All das wissen wir nach dem ersten Viertel dieses Romans. Nach dem brutalen Auftakt wähnen wir uns in einem Thriller, fragen uns allerdings, was jetzt noch zu erzählen bleibt – die Tat: rekonstruiert, die Täter: außer Gefecht, die Ermittler und ihre Arbeit: irrelevant. Doch auf eigenartige, kaum erklärliche Weise hat der Autor eine kühle Spannung aufgebaut, die nichts von dem benötigt, was einen Krimi ausmacht. Was uns weitertreibt, ist, was aus dem Erzähler, dem Nicht-Opfer, dem Verschonten, dem Überlebenden wird.
Existentiell betrachtet, sind wir alle »Überlebende« und können uns glücklich schätzen, solange wir wenigstens das nackte Leben genießen dürfen. Der Protagonist und Ich-Erzähler hingegen verspürt niemals ein solches Gefühl. Die Verschonung, die ihm der Zufall geschenkt hat, hat seine Seele entleert.
Das sinnlose Gemetzel (im Haus der Opfer gab es nicht einmal Beute) hat den Mann seiner Blutsverwandten beraubt. Die gewohnten affektiven Bindungen kann er nicht fortführen, nicht einmal in Trauer verwandeln. Wie er den Tatort inspiziert, bald nach dem Verbrechen in das Elternhaus umzieht, ohne die Spuren dort zu beseitigen, seinem Alltag in der Hühnerfarm der Familie nachgeht, später dem Prozess in Serbien beiwohnt, wirkt erschreckend kalt. Seine Erzählung ist reine Berichterstattung, eine Art Protokoll, reich an Sachdetails, aber ohne jede Emotionalität. Unter der routinehaften Oberfläche seines Lebens wirkt seine Existenz wie angehalten, schwebend im Nichts.

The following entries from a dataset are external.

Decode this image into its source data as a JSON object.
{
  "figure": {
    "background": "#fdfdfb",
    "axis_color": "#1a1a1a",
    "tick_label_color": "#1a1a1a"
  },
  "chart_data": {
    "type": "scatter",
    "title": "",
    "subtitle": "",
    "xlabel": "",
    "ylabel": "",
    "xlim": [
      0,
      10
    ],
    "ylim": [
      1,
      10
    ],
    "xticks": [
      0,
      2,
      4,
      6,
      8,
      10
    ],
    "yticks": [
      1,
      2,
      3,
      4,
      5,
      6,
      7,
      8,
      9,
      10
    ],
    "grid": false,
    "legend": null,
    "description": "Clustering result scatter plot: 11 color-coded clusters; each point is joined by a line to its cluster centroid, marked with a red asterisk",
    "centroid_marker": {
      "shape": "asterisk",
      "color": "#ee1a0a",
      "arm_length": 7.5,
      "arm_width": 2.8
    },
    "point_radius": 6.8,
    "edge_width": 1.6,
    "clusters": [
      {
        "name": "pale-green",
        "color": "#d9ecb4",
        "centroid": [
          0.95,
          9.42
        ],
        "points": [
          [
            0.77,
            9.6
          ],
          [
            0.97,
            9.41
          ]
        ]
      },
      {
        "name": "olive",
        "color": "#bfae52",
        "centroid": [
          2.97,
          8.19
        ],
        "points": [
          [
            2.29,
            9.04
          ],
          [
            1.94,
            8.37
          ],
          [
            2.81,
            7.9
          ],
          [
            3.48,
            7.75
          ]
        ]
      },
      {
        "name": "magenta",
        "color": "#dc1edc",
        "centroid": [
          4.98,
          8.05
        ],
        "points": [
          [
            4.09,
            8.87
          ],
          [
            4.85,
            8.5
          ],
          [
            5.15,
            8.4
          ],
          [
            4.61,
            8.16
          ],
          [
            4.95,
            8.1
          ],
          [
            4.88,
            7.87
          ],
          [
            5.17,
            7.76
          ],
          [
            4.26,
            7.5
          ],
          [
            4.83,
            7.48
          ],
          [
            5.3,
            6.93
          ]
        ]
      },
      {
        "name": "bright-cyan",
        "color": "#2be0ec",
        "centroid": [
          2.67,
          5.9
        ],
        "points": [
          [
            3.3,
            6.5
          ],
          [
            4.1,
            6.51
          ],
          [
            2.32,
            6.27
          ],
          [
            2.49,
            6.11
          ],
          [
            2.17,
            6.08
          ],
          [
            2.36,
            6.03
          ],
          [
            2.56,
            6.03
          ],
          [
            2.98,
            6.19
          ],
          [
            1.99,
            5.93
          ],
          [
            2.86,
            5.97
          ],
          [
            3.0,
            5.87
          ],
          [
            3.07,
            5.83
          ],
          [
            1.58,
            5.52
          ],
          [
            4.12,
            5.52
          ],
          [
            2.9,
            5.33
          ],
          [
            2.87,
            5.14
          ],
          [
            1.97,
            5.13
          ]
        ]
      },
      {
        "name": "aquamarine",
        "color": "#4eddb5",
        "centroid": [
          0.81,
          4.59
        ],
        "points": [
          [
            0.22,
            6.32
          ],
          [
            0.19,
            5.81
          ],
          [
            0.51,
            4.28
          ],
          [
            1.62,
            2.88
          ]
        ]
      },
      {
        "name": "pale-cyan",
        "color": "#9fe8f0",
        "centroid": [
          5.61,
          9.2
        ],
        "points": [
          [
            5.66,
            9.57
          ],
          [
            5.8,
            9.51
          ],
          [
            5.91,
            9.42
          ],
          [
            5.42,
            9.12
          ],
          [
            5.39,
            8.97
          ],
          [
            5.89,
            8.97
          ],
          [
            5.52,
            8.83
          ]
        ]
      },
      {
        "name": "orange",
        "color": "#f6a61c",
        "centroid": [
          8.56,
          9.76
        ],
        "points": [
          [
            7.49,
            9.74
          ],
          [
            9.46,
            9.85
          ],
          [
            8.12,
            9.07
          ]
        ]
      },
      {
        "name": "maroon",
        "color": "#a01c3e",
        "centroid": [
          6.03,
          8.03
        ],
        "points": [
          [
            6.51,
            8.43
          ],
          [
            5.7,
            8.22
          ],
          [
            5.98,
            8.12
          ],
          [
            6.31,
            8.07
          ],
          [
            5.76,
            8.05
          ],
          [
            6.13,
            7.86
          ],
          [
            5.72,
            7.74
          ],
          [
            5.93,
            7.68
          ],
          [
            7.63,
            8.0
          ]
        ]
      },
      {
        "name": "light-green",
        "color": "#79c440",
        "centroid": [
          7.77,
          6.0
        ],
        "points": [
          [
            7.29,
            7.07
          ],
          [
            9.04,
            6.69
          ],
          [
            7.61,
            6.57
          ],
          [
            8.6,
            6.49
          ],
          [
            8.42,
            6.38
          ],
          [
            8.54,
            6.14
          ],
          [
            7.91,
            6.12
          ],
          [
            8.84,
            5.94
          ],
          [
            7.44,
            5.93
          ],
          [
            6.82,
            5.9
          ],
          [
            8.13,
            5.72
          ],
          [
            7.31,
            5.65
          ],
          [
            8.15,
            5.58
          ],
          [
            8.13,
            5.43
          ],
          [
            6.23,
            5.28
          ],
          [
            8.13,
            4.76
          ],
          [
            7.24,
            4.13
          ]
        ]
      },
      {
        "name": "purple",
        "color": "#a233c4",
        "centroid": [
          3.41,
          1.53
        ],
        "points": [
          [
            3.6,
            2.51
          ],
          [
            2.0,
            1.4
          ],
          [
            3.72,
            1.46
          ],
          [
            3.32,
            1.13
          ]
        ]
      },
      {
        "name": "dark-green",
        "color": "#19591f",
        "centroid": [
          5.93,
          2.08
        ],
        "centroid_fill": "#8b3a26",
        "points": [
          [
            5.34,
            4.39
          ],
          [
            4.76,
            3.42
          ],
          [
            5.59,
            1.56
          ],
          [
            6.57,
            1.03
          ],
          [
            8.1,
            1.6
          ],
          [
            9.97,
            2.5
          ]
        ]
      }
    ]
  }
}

Was ihn so lähmt, ist der Täter, »lo slavo«, auch er ein »Überlebender«. Man weiß nicht viel von ihm – ein »nomade«, ein »specialista in evasioni«, der während des Gerichtsverfahrens jeden Blickkontakt vermeidet und dem Erzähler kein Wort schenkt, als der ihn Jahre später im Gefängnis aufsucht. Dieser Mensch, trotz seiner stumpfen Gewalttätigkeit ein körperloser Geist, nicht zu durchschauen, nicht zu fassen, beherrscht den Erzähler und seine Familie (Frau und Töchterchen). Seine bloße Existenz genügt, um in deren Dasein einen numinosen Horror wuchern zu lassen: Wird er ausbrechen, nach Italien zurückkehren, furchtbare Rache nehmen? Weder die Nachricht, »lo slavo« werde lebenslang inhaftiert, noch, dass er gestorben sei, nicht einmal ein Besuch an seinem Grab können die Zweifel zerstreuen, die kafkaeske Angst vor der existentiellen Bedrohung nehmen. Sie äußert sich in Albträumen voller Blutszenen, in Hoffnungslosigkeit, in dem Wunsch, den Verbrecher zu besuchen, ihm in die Augen zu sehen, ein einziges Wort von ihm zu hören. Aber die Erlösung bleibt dem Erzähler verwehrt, er findet keinen Ausweg aus seinem Gefängnis.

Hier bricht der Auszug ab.